The database contains effectiveness results from everyday campaigns which haven’t necessarily been entered into or won any awards. It includes 343 cases covering three years of data, carried out by econometricians at Magic Numbers, OMG, D2D, IRI and VCCP Media. As a result, data for 2020 and 2021 was provided by advertisers which continued to invest in advertising and effectiveness measurement over the pandemic.

From an average ad budget as a percentage of turnover of 12% pre-Covid, victim and “secure” brands dropped to 9%, while “beneficiaries” increased spend to 16%. Just 2% of turnover was removed as advertising spend overall.

The brands also continued to invest in a mix of media categories, with victims across 5.5 channels, secure brands using 5 and beneficiaries using 4.9.

Three data-led pointers for marketers during budget season

Analysing the data, IRI marketing strategy and effectiveness director Carl Carter said: “They still kept the spread of channels, which I think is a really important insight into how survivors and thrivers really invested.”

FMCG was one secure sector that was “relatively unscathed” during the pandemic, as survivors and thrivers increased their ad budgets to make the most of cheap media buys.

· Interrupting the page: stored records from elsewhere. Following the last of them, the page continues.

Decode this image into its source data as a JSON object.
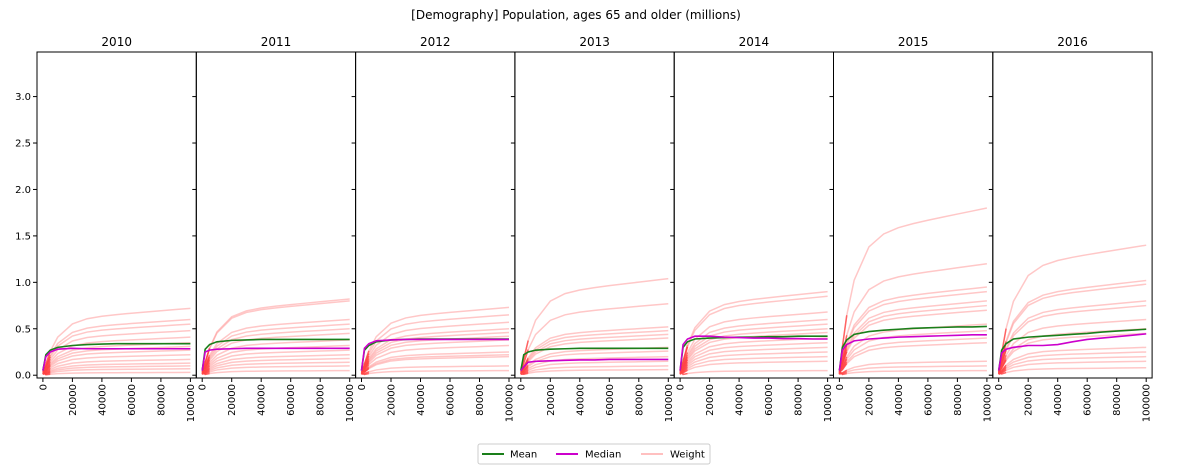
{
  "figure": {
    "suptitle": "[Demography] Population, ages 65 and older (millions)"
  },
  "legend": {
    "entries": [
      {
        "label": "Mean",
        "color": "#1a7f1a"
      },
      {
        "label": "Median",
        "color": "#cc00cc"
      },
      {
        "label": "Weight",
        "color": "#ffb0b0"
      }
    ],
    "placement": "bottom-center"
  },
  "chart_data": {
    "type": "line",
    "layout": "small-multiples",
    "shared_y": true,
    "ylim": [
      -0.03,
      3.48
    ],
    "yticks": [
      0.0,
      0.5,
      1.0,
      1.5,
      2.0,
      2.5,
      3.0
    ],
    "ytick_labels": [
      "0.0",
      "0.5",
      "1.0",
      "1.5",
      "2.0",
      "2.5",
      "3.0"
    ],
    "xlim": [
      -4000,
      104000
    ],
    "xticks": [
      0,
      20000,
      40000,
      60000,
      80000,
      100000
    ],
    "xtick_labels": [
      "0",
      "20000",
      "40000",
      "60000",
      "80000",
      "100000"
    ],
    "x": [
      0,
      2000,
      5000,
      10000,
      20000,
      30000,
      40000,
      50000,
      60000,
      70000,
      80000,
      90000,
      100000
    ],
    "grid": false,
    "colors": {
      "mean": "#1a7f1a",
      "median": "#cc00cc",
      "weight": "#ff9999",
      "weight_start": "#ff2020"
    },
    "panels": [
      {
        "title": "2010",
        "weights": [
          0.72,
          0.6,
          0.55,
          0.48,
          0.41,
          0.35,
          0.31,
          0.27,
          0.22,
          0.17,
          0.13,
          0.1,
          0.07,
          0.03
        ],
        "mean": [
          0.05,
          0.22,
          0.27,
          0.3,
          0.32,
          0.33,
          0.335,
          0.34,
          0.34,
          0.34,
          0.34,
          0.34,
          0.34
        ],
        "median": [
          0.05,
          0.2,
          0.25,
          0.28,
          0.29,
          0.285,
          0.285,
          0.285,
          0.285,
          0.285,
          0.285,
          0.285,
          0.285
        ]
      },
      {
        "title": "2011",
        "weights": [
          0.82,
          0.8,
          0.6,
          0.55,
          0.5,
          0.45,
          0.38,
          0.32,
          0.27,
          0.22,
          0.18,
          0.14,
          0.1,
          0.05
        ],
        "mean": [
          0.05,
          0.28,
          0.33,
          0.36,
          0.375,
          0.38,
          0.385,
          0.385,
          0.385,
          0.385,
          0.385,
          0.385,
          0.385
        ],
        "median": [
          0.05,
          0.25,
          0.27,
          0.28,
          0.285,
          0.29,
          0.29,
          0.29,
          0.29,
          0.29,
          0.29,
          0.29,
          0.29
        ]
      },
      {
        "title": "2012",
        "weights": [
          0.73,
          0.65,
          0.57,
          0.5,
          0.46,
          0.42,
          0.38,
          0.32,
          0.25,
          0.22,
          0.2,
          0.1,
          0.05
        ],
        "mean": [
          0.05,
          0.27,
          0.32,
          0.36,
          0.38,
          0.385,
          0.39,
          0.39,
          0.39,
          0.39,
          0.39,
          0.39,
          0.39
        ],
        "median": [
          0.05,
          0.29,
          0.34,
          0.37,
          0.38,
          0.385,
          0.385,
          0.385,
          0.385,
          0.385,
          0.385,
          0.385,
          0.385
        ]
      },
      {
        "title": "2013",
        "weights": [
          1.04,
          0.77,
          0.52,
          0.48,
          0.44,
          0.4,
          0.3,
          0.26,
          0.2,
          0.15,
          0.1,
          0.06
        ],
        "mean": [
          0.05,
          0.22,
          0.25,
          0.27,
          0.28,
          0.285,
          0.29,
          0.29,
          0.29,
          0.29,
          0.29,
          0.29,
          0.29
        ],
        "median": [
          0.05,
          0.09,
          0.14,
          0.15,
          0.155,
          0.16,
          0.165,
          0.165,
          0.17,
          0.17,
          0.17,
          0.17,
          0.17
        ]
      },
      {
        "title": "2014",
        "weights": [
          0.9,
          0.85,
          0.68,
          0.6,
          0.55,
          0.5,
          0.46,
          0.4,
          0.35,
          0.3,
          0.25,
          0.2,
          0.15,
          0.05
        ],
        "mean": [
          0.05,
          0.3,
          0.36,
          0.39,
          0.4,
          0.405,
          0.41,
          0.41,
          0.415,
          0.415,
          0.42,
          0.42,
          0.42
        ],
        "median": [
          0.05,
          0.33,
          0.39,
          0.42,
          0.42,
          0.41,
          0.405,
          0.4,
          0.4,
          0.395,
          0.395,
          0.39,
          0.39
        ]
      },
      {
        "title": "2015",
        "weights": [
          1.8,
          1.2,
          0.95,
          0.9,
          0.8,
          0.75,
          0.7,
          0.55,
          0.48,
          0.4,
          0.35,
          0.15,
          0.1,
          0.05
        ],
        "mean": [
          0.05,
          0.3,
          0.38,
          0.44,
          0.47,
          0.485,
          0.495,
          0.505,
          0.51,
          0.515,
          0.52,
          0.52,
          0.525
        ],
        "median": [
          0.05,
          0.27,
          0.33,
          0.37,
          0.39,
          0.4,
          0.41,
          0.415,
          0.42,
          0.425,
          0.43,
          0.435,
          0.435
        ]
      },
      {
        "title": "2016",
        "weights": [
          1.4,
          1.02,
          0.98,
          0.8,
          0.75,
          0.6,
          0.5,
          0.45,
          0.3,
          0.25,
          0.2,
          0.15,
          0.08
        ],
        "mean": [
          0.05,
          0.27,
          0.34,
          0.39,
          0.41,
          0.42,
          0.43,
          0.44,
          0.45,
          0.465,
          0.475,
          0.485,
          0.495
        ],
        "median": [
          0.05,
          0.24,
          0.28,
          0.3,
          0.32,
          0.32,
          0.33,
          0.36,
          0.385,
          0.4,
          0.415,
          0.43,
          0.445
        ]
      }
    ]
  }
}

The number of FMCG brands investing £0-£3m into advertising dropped from 51% to 38%, while the number investing £3-£8m rose from 20% to 27%, and £8m+ rose from 4% to 12%.

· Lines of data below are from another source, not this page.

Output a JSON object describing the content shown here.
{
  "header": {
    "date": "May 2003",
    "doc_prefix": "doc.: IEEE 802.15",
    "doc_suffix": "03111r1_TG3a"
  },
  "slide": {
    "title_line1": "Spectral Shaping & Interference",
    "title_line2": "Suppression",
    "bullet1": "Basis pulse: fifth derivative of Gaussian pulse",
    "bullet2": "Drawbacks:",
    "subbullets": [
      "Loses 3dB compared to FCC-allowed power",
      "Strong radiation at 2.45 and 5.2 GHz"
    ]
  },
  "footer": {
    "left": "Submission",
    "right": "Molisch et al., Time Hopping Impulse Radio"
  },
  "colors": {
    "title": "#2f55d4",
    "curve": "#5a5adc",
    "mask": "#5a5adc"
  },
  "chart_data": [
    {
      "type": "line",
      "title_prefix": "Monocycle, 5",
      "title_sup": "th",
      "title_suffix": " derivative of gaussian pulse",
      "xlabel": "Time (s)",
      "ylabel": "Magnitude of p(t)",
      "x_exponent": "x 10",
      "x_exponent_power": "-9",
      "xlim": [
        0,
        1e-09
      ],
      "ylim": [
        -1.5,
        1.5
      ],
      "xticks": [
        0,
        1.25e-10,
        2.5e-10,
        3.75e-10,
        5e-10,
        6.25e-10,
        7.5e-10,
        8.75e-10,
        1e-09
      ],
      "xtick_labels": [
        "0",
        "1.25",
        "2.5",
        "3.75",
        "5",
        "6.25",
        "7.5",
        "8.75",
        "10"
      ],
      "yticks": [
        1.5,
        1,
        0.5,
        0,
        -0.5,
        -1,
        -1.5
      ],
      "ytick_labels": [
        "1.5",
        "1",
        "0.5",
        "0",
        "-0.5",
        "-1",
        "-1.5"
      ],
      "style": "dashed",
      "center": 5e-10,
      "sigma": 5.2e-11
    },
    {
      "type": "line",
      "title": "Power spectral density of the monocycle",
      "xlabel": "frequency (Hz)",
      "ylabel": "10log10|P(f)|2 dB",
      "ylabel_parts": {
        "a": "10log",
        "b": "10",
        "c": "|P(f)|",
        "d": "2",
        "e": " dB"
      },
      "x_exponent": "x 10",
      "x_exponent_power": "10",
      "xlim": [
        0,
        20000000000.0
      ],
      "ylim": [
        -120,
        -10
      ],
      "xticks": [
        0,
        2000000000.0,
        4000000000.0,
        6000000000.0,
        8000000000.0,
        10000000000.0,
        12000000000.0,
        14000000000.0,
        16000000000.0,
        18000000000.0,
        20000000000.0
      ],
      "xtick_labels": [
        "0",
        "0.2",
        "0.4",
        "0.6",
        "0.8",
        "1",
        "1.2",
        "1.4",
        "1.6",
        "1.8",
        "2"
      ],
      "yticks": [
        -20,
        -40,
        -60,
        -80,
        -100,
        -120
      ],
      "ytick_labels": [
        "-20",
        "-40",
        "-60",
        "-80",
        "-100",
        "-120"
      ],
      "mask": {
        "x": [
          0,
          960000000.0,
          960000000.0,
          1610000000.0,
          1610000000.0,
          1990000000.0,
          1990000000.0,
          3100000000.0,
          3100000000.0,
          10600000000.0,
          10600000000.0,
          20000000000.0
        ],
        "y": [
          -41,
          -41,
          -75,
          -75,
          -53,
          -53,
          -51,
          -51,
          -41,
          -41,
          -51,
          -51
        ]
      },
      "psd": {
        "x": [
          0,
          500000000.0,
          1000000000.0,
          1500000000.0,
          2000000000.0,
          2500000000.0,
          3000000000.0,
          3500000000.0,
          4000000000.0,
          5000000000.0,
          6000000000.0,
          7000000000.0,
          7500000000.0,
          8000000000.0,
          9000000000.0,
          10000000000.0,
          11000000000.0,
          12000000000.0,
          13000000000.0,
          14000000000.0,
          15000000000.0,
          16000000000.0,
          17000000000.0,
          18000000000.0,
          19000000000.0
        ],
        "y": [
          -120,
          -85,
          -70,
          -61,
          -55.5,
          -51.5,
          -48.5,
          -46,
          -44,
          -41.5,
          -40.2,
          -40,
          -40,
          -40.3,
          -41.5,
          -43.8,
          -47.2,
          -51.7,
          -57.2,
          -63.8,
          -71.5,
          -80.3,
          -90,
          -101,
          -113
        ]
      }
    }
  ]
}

“In particular, what we see in the data is when you get around the £3m mark, that tends to be where TV kicks in for a brand. And TV delivers very good excess share of voice,” Carter said.

The biggest spenders in FMCG also saw better uplifts in revenue and better return on investment (ROI), the data shows. Those spending £8m+ reached a 5.3% revenue uplift and earned £1 back on every £1 spent, compared to a 4% uplift and £0.60 ROI when brands spent £0-1m.

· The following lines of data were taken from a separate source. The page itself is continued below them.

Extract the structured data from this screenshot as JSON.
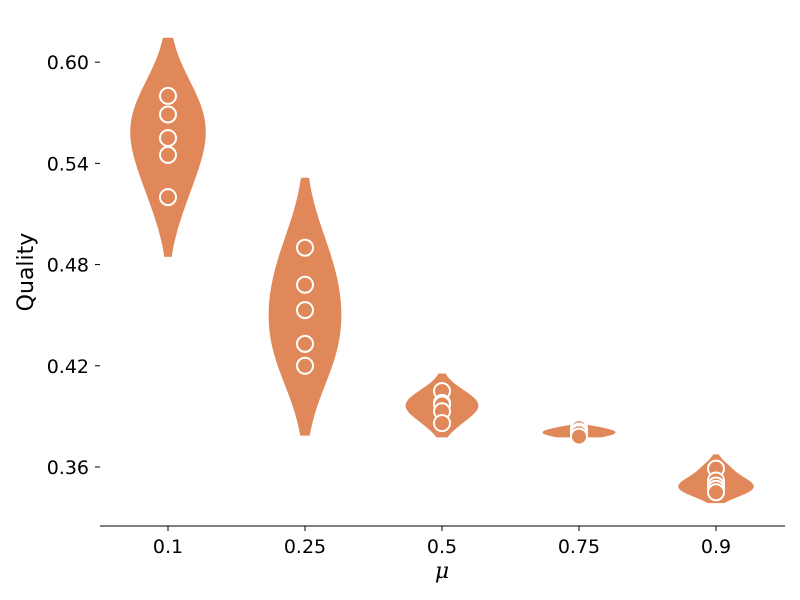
{
  "chart_data": {
    "type": "violin",
    "xlabel": "μ",
    "ylabel": "Quality",
    "ylim": [
      0.325,
      0.625
    ],
    "y_ticks": [
      0.36,
      0.42,
      0.48,
      0.54,
      0.6
    ],
    "y_tick_labels": [
      "0.36",
      "0.42",
      "0.48",
      "0.54",
      "0.60"
    ],
    "categories": [
      "0.1",
      "0.25",
      "0.5",
      "0.75",
      "0.9"
    ],
    "violin_color": "#E0885A",
    "point_edge_color": "#ffffff",
    "groups": [
      {
        "category": "0.1",
        "points": [
          0.58,
          0.569,
          0.555,
          0.545,
          0.52
        ],
        "range": [
          0.485,
          0.614
        ],
        "peak": 0.559,
        "half_width": 0.27
      },
      {
        "category": "0.25",
        "points": [
          0.49,
          0.468,
          0.453,
          0.433,
          0.42
        ],
        "range": [
          0.379,
          0.531
        ],
        "peak": 0.45,
        "half_width": 0.26
      },
      {
        "category": "0.5",
        "points": [
          0.405,
          0.398,
          0.397,
          0.393,
          0.386
        ],
        "range": [
          0.378,
          0.415
        ],
        "peak": 0.397,
        "half_width": 0.26
      },
      {
        "category": "0.75",
        "points": [
          0.383,
          0.381,
          0.38,
          0.378
        ],
        "range": [
          0.378,
          0.386
        ],
        "peak": 0.382,
        "half_width": 0.26
      },
      {
        "category": "0.9",
        "points": [
          0.359,
          0.352,
          0.349,
          0.347,
          0.345
        ],
        "range": [
          0.339,
          0.367
        ],
        "peak": 0.349,
        "half_width": 0.27
      }
    ],
    "spines": {
      "left": false,
      "right": false,
      "top": false,
      "bottom": true
    },
    "grid": false,
    "legend": false
  }
}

For businesses in sectors that will actually benefit from the economic disruption, “don’t go dark” is actually “too conservative” advice, Kite said. “You can actually make big bets”.

In the ecommerce and direct-to-consumer (DTC) sector, one of the main beneficiaries of Covid-19, many brands committed for the first time to offline advertising, brand campaigns and econometric evaluations, she said. The number of ecommerce and DTC brands in the ARC database, indicating commitment to offline advertising and proper econometric evaluation, increased from seven pre-Covid to 14.

Advertising budgets as a percentage of turnover for ecommerce and DTC brands in the database also increased, from 3% to 16%. TV took a bigger share of those bigger budgets, from 19% to 32%.

“They made big bets and spent big too,” Kite explained, and as a result achieved a 30% uplift in revenue on average and £3.60 ROI per £1 spent.

According to the forecasts, the sectors likely to be secure next year include home improvement, gyms and fitness, beauty, clothes and shoes, sports events and cinemas.

The sectors most likely to experience a boost over the period include eating or drinking out, international travel, domestic travel and groceries.